Azerbaijan's president set to win reelection in a snap vote, riding on a victory in Karabakh
The Hindu
Azerbaijanis are voting in a snap election almost certain to give incumbent President Ilham Aliyev another seven-year term
Azerbaijanis are voting on February 7 in a snap election almost certain to give incumbent President Ilham Aliyev another seven-year term, following his government’s swift reclaiming of a region formerly controlled by ethnic Armenian separatists.
Mr. Aliyev, 62, has been in power for more than 20 years, succeeding his father who was Azerbaijan's Communist boss and then president for a decade when it became independent after the 1991 Soviet collapse. The next Presidential vote was set for next year, but Aliyev called an early election shortly after Azerbaijani troops retook the Karabakh region from ethnic Armenian forces who controlled it for three decades.
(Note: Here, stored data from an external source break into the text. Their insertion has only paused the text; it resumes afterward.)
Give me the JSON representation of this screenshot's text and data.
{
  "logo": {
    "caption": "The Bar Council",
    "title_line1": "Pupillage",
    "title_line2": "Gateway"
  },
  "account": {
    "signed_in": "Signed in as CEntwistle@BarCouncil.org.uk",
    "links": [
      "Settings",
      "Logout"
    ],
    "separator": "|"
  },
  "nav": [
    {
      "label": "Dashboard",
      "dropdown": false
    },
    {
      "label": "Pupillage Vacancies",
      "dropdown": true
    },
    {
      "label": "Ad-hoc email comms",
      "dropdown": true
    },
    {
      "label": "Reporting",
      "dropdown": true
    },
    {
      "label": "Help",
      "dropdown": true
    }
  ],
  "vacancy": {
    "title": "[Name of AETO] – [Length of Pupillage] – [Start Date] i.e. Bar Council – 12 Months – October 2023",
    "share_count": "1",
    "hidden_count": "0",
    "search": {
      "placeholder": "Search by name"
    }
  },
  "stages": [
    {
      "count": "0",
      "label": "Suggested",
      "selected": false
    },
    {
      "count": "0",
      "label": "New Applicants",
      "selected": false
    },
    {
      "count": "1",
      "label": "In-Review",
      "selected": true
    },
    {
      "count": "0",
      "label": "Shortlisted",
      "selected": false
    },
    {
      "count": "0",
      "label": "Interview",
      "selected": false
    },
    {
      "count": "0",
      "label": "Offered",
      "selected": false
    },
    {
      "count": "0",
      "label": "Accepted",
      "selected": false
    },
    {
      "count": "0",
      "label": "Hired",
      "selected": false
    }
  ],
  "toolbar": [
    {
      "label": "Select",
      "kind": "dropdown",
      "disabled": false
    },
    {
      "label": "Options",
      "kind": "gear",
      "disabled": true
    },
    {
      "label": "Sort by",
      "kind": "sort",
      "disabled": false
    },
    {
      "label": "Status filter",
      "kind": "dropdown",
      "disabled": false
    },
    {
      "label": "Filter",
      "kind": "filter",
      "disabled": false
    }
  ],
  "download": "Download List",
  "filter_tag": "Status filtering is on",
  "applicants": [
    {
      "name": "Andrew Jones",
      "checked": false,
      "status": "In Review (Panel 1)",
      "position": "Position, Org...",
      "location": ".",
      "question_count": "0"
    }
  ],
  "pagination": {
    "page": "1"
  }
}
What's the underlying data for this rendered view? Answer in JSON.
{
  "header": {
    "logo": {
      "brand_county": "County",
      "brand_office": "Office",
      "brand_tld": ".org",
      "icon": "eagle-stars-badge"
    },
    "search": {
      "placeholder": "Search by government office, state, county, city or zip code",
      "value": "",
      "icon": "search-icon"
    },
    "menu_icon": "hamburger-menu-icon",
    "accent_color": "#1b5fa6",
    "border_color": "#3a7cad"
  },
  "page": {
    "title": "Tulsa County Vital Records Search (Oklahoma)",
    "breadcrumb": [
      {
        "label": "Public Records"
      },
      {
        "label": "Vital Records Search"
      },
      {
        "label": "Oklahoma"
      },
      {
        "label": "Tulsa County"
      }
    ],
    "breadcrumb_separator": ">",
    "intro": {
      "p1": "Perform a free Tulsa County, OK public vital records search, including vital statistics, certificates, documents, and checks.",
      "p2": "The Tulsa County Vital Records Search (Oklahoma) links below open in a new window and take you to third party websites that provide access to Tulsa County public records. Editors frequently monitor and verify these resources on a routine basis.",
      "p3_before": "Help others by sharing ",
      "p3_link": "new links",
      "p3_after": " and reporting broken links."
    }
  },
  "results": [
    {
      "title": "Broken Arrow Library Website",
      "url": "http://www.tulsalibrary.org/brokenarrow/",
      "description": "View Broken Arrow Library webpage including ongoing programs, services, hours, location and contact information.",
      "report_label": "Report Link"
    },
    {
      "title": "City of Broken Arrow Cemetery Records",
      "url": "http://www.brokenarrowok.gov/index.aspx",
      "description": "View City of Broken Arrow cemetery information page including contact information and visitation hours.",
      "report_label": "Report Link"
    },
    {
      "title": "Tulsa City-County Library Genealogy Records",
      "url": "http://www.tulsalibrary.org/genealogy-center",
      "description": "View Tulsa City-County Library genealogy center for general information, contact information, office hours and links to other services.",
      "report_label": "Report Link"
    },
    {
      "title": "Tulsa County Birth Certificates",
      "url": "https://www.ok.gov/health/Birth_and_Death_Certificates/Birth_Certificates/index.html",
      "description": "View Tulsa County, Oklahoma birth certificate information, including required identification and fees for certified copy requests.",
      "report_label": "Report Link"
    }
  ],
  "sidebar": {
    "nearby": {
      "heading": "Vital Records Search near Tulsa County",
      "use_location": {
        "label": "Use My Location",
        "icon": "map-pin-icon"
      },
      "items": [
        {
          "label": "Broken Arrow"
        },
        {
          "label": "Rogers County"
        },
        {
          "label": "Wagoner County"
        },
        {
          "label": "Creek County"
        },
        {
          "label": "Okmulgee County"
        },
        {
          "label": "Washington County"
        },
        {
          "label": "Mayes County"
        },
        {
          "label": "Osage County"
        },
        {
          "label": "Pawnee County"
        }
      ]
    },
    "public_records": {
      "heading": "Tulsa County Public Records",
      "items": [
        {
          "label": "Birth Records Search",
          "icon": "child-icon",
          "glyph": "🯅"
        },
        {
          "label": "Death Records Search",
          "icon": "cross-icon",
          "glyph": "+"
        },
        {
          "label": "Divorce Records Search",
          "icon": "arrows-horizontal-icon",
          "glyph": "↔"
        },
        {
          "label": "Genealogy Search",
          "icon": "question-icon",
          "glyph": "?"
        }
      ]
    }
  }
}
Analysts suggested Mr. Aliyev moved the election forward to capitalize on his burst in popularity following September's blitz in Karabakh. He will be in the limelight in November when Azerbaijan, a country which relies heavily on revenues from fossil fuels, hosts a U.N. climate change conference.
Speaking before the polls opened at 0400 GMT, 52-year-old Baku resident Sevda Mirzoyeva said she will vote for “victorious” Aliyev, who “returned our lands, which were occupied for many years.”
Mr. Aliyev has declared that he wanted the election to “mark the beginning of a new era,” in which Azerbaijan has full control over its territory. On Wednesday, he and his wife cast their ballots in Khankendi, a city that was called Stepanakert by Armenians when it housed the headquarters of the self-declared separatist government.
The region, which had been known internationally as Nagorno-Karabakh, and large swathes of surrounding territory came under full control of ethnic Armenian forces backed by Armenia at the end of a separatist war in 1994.
Azerbaijan regained parts of it and most of the surrounding territory in 2020 in a six-week war, which ended with a Moscow-brokered truce. In December 2022, Azerbaijan started blockading the road linking the region with Armenia, causing food and fuel shortages, and then launched a September blitz that routed separatist forces in just one day and forced them to lay down arms.